Y de ahí se desprenden mensajes peligrosos:

  • “No todos los hombres lo son” (#notallmen, ¿os suena?).
  • “Si tiene un trastorno, la violencia es inevitable”.
  • “La víctima debe formarse para detectarlos a tiempo”: si no lo hace, la culpa recae sobre ella.
  • “La solución es individual”: aléjate del narcisista, sin cuestionar el sistema.

He acompañado a muchas mujeres en situación de prostitución (en cualquiera de sus formas) que, además, sufrían maltrato en sus relaciones de pareja. A menudo acuden a terapia por esa relación. A través de las dinámicas que se dan en estas relaciones, es posible desmontar también el discurso que las mantiene atrapadas dentro del sistema prostitucional. Pero si hablamos en términos clínicos de su maltratador, sino existe una narrativa política de su historia, el resto de violencias que atraviesan en su vida quedan invisibilizadas.

Esto no implica negar la complejidad psicológica de cada caso ni el dolor real que provocan las dinámicas de abuso y manipulación. Implica, simplemente, no perder el marco político y social que nos permite comprender, prevenir y erradicar la violencia.
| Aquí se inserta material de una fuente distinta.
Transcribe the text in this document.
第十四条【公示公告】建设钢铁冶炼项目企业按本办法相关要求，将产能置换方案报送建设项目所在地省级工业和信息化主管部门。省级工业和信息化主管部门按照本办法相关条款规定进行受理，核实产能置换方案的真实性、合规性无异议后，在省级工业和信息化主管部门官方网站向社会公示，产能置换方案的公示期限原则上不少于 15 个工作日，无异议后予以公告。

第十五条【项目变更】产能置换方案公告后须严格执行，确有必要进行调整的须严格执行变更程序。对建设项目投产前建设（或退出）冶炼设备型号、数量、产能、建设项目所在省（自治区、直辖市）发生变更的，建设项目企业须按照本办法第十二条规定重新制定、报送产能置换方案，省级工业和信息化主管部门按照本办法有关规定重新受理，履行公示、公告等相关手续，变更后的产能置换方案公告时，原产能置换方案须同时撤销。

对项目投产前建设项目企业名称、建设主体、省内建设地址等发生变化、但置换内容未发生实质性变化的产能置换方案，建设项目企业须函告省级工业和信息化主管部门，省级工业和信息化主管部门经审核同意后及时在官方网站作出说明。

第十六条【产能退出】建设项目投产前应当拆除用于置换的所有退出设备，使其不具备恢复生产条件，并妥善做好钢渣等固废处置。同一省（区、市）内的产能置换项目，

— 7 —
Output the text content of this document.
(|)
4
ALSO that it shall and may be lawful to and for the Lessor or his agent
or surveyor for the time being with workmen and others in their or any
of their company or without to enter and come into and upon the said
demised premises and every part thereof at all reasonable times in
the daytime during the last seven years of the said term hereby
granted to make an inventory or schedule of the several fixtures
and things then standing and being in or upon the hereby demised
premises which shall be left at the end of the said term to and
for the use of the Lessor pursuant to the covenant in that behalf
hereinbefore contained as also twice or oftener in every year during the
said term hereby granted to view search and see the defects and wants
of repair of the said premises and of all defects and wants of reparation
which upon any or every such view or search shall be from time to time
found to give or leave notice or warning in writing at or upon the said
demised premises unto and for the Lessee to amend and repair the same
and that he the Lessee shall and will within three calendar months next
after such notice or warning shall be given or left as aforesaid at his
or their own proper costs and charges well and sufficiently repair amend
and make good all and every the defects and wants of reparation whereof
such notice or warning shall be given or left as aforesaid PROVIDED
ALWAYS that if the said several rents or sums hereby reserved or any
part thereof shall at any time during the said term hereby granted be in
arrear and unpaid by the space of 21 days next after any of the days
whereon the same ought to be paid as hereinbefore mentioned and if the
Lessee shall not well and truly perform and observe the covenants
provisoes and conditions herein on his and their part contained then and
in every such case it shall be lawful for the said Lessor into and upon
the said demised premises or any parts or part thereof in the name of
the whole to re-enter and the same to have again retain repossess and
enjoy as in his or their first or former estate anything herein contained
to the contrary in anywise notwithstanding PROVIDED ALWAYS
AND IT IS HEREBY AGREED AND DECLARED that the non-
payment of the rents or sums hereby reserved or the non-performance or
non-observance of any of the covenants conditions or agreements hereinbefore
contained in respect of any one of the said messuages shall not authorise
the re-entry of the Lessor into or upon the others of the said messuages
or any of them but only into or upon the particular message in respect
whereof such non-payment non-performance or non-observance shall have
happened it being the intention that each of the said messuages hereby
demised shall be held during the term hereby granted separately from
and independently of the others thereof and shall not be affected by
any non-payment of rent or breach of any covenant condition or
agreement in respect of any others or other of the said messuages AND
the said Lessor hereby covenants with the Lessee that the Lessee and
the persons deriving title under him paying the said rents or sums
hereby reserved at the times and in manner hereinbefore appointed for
Algunas de vosotras me estaréis leyendo y pensaréis: vale, pero mi ex sí que era un narcisista. Y no lo dudo. Al igual que otra pudo sufrir maltrato a manos de un hombre diabético, sordo, alcohólico o con un trastorno bipolar. Pero ese no es el motivo por el que maltratan.  

Reconocer el adoctrinamiento patriarcal es incómodo, porque interpela a todos los hombres, no solo a los “monstruos”, y nos obliga a cuestionar nuestra propia posición en el sistema. Puestos a elegir, yo prefiero ser una tóxica a ser una víctima.

Cuando usamos palabras equivocadas, perdemos la capacidad de nombrar la violencia. En vez de hablar del sistema que la produce, hablamos de diagnósticos clínicos. Y al hacerlo, renunciamos a las herramientas necesarias para combatirla. La solución no está únicamente en señalar al individuo violento, sino en desmantelar la estructura que lo crea.